BACKGROUND Duplicated internal auditory canal (dIAC) is a rare congenital temporal bone anomaly associated with ipsilateral sensorineural hearing loss (SNHL). The Bonebridge bone conduction implant has a magnet, an internal transducer, and an external audio processor. This report is of a 14-year-old girl with unilateral SNHL and vestibulocochlear nerve (VIII cranial nerve) aplasia due to dIAC who was treated with a Bonebridge bone conduction implant. CASE REPORT A 14-year-old girl was diagnosed with unilateral hearing loss during a school health check. Her hearing screening at birth was normal. Pure-tone audiometry revealed unilateral deafness in the right ear. CT scan showed a separate canal for the facial and vestibulocochlear nerves.

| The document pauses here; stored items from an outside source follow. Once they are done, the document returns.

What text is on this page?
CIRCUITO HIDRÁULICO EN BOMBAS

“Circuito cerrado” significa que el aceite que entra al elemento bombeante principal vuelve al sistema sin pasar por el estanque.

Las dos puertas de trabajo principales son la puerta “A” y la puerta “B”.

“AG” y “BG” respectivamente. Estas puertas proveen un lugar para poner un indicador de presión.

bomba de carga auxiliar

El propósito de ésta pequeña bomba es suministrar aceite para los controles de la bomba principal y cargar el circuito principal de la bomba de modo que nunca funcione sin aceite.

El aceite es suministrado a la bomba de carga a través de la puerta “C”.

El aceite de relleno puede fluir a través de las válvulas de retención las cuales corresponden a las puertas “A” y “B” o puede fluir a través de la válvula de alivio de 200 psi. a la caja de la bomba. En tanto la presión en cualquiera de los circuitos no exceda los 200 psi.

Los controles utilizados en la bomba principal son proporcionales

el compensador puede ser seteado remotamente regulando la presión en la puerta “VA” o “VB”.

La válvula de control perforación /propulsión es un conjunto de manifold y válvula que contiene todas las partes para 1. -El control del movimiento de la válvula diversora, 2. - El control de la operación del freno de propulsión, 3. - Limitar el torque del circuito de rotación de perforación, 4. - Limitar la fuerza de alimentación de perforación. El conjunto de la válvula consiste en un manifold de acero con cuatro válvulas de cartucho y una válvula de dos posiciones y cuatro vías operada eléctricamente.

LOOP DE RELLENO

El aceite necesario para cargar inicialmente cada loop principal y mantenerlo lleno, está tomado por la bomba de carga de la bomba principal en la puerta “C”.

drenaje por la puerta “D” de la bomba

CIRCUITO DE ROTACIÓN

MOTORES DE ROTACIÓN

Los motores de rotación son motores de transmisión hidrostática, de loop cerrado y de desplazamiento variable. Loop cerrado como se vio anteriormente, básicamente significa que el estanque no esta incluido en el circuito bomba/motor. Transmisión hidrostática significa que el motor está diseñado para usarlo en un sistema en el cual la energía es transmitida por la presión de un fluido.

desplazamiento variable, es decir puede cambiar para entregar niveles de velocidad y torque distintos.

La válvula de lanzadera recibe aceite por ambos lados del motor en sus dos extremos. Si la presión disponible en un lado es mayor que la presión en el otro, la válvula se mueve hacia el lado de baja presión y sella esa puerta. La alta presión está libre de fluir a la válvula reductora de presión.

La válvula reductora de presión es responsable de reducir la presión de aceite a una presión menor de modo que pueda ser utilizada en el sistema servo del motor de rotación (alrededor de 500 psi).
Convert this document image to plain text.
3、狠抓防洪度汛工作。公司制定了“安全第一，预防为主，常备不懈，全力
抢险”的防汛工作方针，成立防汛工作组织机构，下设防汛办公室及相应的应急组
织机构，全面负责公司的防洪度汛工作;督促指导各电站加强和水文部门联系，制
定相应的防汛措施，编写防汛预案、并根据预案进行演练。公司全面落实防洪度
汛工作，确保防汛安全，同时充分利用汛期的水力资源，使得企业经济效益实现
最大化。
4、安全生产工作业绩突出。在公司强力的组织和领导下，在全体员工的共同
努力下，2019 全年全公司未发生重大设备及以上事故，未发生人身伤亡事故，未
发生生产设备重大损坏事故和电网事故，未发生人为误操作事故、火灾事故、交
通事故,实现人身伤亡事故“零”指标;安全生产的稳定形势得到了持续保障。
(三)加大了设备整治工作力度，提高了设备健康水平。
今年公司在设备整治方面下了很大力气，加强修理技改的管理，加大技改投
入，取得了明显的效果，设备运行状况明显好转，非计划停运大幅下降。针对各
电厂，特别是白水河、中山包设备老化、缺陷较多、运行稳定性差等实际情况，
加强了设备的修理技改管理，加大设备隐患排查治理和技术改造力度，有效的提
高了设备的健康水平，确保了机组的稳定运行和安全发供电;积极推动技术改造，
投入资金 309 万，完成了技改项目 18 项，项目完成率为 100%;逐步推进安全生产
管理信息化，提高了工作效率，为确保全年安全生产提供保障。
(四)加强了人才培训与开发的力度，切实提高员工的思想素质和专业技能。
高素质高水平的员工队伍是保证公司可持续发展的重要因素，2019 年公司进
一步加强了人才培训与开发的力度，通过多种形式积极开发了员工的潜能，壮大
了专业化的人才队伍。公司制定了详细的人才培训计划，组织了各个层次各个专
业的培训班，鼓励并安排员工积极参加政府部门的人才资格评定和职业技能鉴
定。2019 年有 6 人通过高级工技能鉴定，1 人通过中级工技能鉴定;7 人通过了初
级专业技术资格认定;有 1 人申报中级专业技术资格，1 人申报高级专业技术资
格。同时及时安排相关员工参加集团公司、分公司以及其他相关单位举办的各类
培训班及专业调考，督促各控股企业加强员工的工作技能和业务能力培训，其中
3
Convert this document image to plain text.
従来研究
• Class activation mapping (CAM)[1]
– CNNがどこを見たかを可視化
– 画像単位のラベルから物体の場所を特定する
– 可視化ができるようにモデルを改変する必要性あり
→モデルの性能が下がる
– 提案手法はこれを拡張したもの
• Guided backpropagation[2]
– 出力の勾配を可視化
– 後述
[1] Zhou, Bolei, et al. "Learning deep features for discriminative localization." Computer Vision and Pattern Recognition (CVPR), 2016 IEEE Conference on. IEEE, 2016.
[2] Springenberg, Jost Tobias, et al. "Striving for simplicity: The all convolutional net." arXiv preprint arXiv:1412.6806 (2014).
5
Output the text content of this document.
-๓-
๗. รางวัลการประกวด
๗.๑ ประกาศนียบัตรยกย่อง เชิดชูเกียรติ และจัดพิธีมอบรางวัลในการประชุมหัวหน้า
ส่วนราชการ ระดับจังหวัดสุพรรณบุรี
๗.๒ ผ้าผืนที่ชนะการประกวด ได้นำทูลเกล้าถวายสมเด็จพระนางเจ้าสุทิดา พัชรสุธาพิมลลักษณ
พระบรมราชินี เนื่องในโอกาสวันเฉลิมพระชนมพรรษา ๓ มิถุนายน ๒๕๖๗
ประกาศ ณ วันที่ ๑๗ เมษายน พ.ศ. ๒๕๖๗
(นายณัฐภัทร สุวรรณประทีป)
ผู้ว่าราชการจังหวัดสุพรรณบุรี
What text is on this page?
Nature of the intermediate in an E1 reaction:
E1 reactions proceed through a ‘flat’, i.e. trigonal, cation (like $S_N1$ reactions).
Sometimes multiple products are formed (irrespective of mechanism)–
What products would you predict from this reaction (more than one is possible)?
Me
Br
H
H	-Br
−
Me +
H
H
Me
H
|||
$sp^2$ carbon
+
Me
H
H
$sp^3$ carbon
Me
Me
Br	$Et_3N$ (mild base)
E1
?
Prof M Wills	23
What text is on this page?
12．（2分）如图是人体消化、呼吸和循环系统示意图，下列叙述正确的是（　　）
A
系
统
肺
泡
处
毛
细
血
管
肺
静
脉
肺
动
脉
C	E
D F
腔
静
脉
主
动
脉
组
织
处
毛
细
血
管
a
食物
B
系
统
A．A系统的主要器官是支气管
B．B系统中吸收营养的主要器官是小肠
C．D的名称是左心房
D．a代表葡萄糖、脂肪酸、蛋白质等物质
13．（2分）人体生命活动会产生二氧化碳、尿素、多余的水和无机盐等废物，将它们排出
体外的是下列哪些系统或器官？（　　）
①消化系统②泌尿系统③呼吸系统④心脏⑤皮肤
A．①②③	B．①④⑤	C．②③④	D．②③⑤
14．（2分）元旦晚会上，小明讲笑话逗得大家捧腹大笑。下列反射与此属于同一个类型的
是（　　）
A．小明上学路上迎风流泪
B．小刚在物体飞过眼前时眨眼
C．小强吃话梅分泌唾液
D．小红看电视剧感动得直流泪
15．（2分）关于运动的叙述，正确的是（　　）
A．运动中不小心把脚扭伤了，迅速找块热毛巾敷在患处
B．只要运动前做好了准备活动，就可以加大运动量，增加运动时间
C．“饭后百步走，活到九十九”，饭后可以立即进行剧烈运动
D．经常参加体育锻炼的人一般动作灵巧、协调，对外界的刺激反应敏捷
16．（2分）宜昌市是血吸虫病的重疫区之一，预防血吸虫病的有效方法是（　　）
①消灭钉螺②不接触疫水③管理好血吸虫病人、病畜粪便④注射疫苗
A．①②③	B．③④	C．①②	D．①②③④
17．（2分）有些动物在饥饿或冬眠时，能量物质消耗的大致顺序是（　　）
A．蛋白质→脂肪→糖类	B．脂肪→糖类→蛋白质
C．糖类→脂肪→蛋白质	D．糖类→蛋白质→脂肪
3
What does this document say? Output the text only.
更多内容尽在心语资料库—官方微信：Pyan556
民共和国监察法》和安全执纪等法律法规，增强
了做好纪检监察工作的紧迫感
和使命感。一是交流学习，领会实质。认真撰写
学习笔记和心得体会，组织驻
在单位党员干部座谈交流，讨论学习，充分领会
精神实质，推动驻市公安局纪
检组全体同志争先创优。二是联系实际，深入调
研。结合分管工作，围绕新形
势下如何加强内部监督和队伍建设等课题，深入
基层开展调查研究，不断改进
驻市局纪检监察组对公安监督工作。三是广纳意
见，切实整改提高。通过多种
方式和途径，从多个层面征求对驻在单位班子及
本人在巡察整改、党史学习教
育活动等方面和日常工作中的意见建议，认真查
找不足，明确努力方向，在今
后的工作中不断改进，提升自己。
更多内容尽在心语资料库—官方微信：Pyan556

MRI suggested unilateral aplasia of the right nerve VIII. The patient was implanted with a Bonebridge 602 implant in the right ear as a CROS (contralateral routing of signal). During implant activation in the Matrix test with the Bonebridge implant (in SSD configuration), the patient achieved SRT=-10.3 dB SNR. The results of the APHAB questionnaire indicated improvements in hearing. CONCLUSIONS Duplication of the internal auditory canal is pathognomonic for severe cochlear nerve hypoplasia or aplasia. It is important to perform an imaging study before deciding on implantation, as a hearing screening test at birth may not detect congenital hearing loss (embryogenesis of the inner ear and the internal auditory canal occurs independently). In the case of a unilateral anomaly with no hearing impairment on the opposite side, bone conduction implantation should be considered as a CROS.